We did not discuss a concrete API in the meeting. But a sketch of the API might be like:

// We are close enough to dropping Java 7 support, it is easier to accept
// using interfaces instead of abstract classes.
public interface ExecutorSupplier {
  public Executor getExecutor(ServerCall call, MethodDescriptor headers);
}

public class ServerBuilder {
  // May be a bit confusing since 'executor' is still in use...
  public ServerBuilder executorSupplier(ExecutorSupplier supplier);
}

The supplier is not returning ExecutorServices, so there would be no notification when the Executor is no longer being used. That makes "Factory" poorly suited as a term. I think it is fine not to have any lifecycle associated here; the supplier should have little need to create specific Executors for specific calls. (That's not true for blocking with ThreadlessExecutor; those would be created per-call. But in that case it uses Listener.onComplete/onCancelled to determine its lifetime.)

[ejona86]

We have seen in the past that the Executor can be a source of contention, and fewer Runnables scheduled on it the better. Splitting the registry lookup out to its own Runnable (since the SerializingExecutor wouldn't coalesce them) would introduce more latency because now you must wait for two Runnables, in series. At some point we might want a fast-path where if the executor is not different, then it'd start running callbacks in-line in the same Runnable as used by the registry lookup. A user sensitive to the latency impact but still wanting to use ExecutorSupplier could maybe use directExecutor() to run on the network thread.

[ejona86]

I see three usages of the executor on server-side:

1. Looking up ServerMethodDefinition (assuming it is split from ServerCall handling)
2. ServerCall processing
3. ServerCall cancellation (io.grpc.Context.cancel())

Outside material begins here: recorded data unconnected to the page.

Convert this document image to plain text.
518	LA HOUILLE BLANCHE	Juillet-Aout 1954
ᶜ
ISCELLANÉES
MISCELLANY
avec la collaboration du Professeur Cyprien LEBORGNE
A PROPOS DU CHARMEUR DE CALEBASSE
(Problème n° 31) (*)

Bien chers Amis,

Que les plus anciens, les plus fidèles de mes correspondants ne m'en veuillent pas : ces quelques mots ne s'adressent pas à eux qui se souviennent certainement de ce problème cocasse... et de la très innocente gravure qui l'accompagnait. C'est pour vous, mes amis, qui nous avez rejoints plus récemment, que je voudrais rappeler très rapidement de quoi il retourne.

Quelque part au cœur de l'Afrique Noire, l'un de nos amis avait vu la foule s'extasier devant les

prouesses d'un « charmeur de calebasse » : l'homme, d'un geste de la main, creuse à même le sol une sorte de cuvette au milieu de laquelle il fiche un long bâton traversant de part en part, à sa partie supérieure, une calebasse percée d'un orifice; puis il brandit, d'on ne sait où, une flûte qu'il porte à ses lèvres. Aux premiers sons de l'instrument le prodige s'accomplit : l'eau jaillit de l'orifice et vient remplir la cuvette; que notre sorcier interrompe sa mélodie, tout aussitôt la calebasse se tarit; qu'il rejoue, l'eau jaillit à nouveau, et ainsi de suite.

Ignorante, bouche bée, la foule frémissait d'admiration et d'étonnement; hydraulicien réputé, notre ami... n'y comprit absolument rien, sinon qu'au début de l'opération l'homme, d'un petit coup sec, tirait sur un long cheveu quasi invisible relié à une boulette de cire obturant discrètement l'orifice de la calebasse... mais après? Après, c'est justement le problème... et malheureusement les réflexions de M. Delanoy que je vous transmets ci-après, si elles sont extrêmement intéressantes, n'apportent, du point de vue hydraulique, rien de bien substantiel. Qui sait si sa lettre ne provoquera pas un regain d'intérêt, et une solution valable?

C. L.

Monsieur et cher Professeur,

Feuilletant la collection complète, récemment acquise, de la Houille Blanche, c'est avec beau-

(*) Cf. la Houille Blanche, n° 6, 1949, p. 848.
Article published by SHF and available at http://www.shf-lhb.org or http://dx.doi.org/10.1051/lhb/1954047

I think we'd either want the ExecutorSupplier to handle all three cases (maybe with additional methods with additional arguments, or maybe just a getExecutor(void)) or carve out a new type of executor, say "call executor", and have the ExecutorSupplier just provide that executor.

[ejona86]

I think I've settled on "split out call executor" into its own "class" of executor. That's the simplest and follows the approach we've taken in the past. So that'd make it look something like:

public interface ServerCallExecutorSupplier {
  public Executor getExecutor(ServerCall call, MethodDescriptor headers);
}
public class ServerBuilder {
  public ServerBuilder callExecutor(ServerCallExecutorSupplier supplier);
}

This approach implies we could have a callExecutor(Executor executor) one day if it was found useful.

[ejona86]

We've gotten a request in Google internally as b/179394103 for per-service override. This can be helpful for the health check or debugging services so they don't have a shared fate (although it depends on the environment whether you want health check to have a shared fate).

[ejona86]

This approach implies we could have a callExecutor(Executor executor) one day if it was found useful.

This would be useful if we introduce a "ServerMethodDefinition-based API to change the executor". If you have a service you want to give their own dedicated threads for reasons like latency, then you probably also want looking up that service in the registry to be separate from normal call execution.

[ejona86]

Fixed by #8266. "ServerMethodDefinition-based API to change the executor" isn't done yet and is still interesting, but isn't techincally part of this issue and users that'd want that API can use the API created here for the while.